Five minutes of Tommy Walsh and the Dublin sub that changed the game
56 minutes on the clock and the scoreboard reads Dublin 1-14 Kerry 0-12.
Jack McCaffrey has beaten another man and kicked another score and it's a long, long way back from here against the best, most risk-averse team we've ever seen.
Con O'Callaghan has just won a break from the next kickout - the only kick Shane Ryan would fail to find a man with in the closing 25 minutes - and Paddy Small has curled one high and accurate.
This will make it six points and another Kerry kickout to attack but the goalkeeper's gloves help Small's effort down from its intended destination and the Kingdom break.
Because Dublin had committed to the squeeze and because the ball didn't go dead, they're stretched and panicking now. Jack McCaffrey was helping with the attack - his touch map shows where he spent most of the day - John Small was the one putting pressure on Ryan as the ball dropped in the box and, suddenly, there are mismatches.
James McCarthy isn't picking up Tommy Walsh like he should be, it's Davy Byrne chasing him to the wing and it's Davy Byrne who drops it over his head as Moran kicks long looking for the target man. Walsh picks up the break with McCarthy stranded inside on Paul Geaney.
Killian Spillane makes a beeline sensing that the Dubs are uncharacteristically at sixes and sevens and it's left for Brian Howard to scale the pitch again and now do a one-on-one job on a corner forward who's been on the pitch for just 10 minutes.
Spillane rounds him and, suddenly, it's game on.
Excellent goal from Kerry corner forward Killian Spillane! pic.twitter.com/wuhxgi1dCo
— The GAA (@officialgaa) September 1, 2019
Before the match, the debate centred around whether or not Tommy Walsh should play from the start.
The truth is he needed just five minutes to turn this All-Ireland final on its head. Five minutes to eat into a five-point Dublin lead.
52' - Tommy Walsh for O Beaglaoich
56' - Dublin 1-14 Kerry 0-12
57' - Tommy Walsh wins from Davy Byrne, assist for Killian Spillane goal
57' - Dublin 1-14 Kerry 1-12
58' - Tommy Walsh wins kickout but shoots wide
59' - Tommy Walsh point.
59' - Dublin 1-14 Kerry 1-13
62' - High ball into Tommy Walsh in the square, high catch and assist for Sean O'Shea
62' - Dublin 1-14 Kerry 1-14
With three plays, he was directly involved in one goal and two points and Kerry were level in a game that was threatening to get away from them.
But whilst the introduction of Walsh was inspiring, it coincided with a fateful Dublin substitution that was dangerous and had knock-on effects elsewhere.
In the 52nd minute, Tommy Walsh was sprung for Brian O Beaglaoich adding more size, muscle, and bigger targets to the Kerry arsenal.

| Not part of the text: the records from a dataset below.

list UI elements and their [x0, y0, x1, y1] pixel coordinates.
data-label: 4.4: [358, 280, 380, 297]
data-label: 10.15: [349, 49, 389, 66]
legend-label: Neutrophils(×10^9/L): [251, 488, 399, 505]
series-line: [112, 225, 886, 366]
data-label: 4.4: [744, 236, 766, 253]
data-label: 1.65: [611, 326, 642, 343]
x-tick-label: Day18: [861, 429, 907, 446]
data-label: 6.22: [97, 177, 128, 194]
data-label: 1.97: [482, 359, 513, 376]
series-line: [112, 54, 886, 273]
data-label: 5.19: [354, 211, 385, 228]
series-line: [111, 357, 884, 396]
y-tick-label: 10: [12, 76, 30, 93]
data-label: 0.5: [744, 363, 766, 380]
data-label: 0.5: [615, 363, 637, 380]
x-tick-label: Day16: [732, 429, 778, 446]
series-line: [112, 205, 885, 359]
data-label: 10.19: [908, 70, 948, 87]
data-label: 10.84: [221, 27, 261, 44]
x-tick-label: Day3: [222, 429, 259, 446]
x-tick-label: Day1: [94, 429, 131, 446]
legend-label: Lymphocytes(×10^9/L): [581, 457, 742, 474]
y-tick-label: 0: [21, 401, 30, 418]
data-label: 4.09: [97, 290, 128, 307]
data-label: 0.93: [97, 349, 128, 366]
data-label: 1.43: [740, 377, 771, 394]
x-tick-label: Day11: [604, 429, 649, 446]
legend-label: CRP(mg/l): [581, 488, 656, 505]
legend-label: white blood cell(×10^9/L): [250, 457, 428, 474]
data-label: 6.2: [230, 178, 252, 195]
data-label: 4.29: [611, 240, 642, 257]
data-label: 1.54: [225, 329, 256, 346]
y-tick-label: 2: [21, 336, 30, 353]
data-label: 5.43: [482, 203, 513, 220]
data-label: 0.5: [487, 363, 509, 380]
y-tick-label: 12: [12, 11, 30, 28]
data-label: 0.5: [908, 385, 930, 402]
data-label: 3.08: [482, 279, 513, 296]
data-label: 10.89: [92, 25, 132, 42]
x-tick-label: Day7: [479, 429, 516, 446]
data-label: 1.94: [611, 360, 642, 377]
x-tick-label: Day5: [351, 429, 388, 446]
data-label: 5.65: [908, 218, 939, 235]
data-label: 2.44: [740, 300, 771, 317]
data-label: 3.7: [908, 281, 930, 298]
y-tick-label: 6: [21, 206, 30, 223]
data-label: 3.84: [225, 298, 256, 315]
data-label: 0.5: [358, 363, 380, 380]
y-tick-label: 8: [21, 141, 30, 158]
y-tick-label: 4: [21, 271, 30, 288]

In the 52nd minute, Paddy Small was brought on in place of Michael Darragh MacAuley.
That saw Brian Howard shift to midfield but, because of that activity in the dugout, Dublin were now down MacAuley from their engine room, they didn't have Howard to back it up from half forward and they didn't have James McCarthy at the other side of that because he was detailed to go straight onto Walsh.
McCarthy and Howard were so pivotal for Dublin in those middle third exchanges but, where Howard was able to come from deep - like Dean Rock and Kilkenny and O'Callaghan did at times too - to take ball from Cluxton, he was now in midfield and he was doing it without someone like him to help from half forward.
And it showed. In those 25 minutes, from the 52nd to the 77th, Kerry dominated the battle for primary possession with Cluxton failing to find a team mate with three of his seven kicks.
Obviously, like so much of the game, the red card and the toll it would've taken on energy and shape has to be factored in but what correlated with Tommy Walsh being on the field can't be ignored.
James McCarthy was reduced to a man-marking job sometimes at the edge of the square and, for the kickouts, he was no longer an option - not even for breaks - because he was deeper and he was being held by Walsh.
With no MacAuley, no McCarthy and Kerry already keeping the ball away from Fenton all afternoon, they got their foothold in a match that could've gone away from them.
They kicked two scores directly from Cluxton's misplaced kickouts and hit another wide and they were able to get out beyond the Dublin press with ease at a time when other teams are usually choked and put to the sword.
With five points in it and 25 minutes to go, the game changed.
It changed off the back of a shot dropping short. It changed with Dublin losing the kickout battle. And it changed because of Tommy Walsh.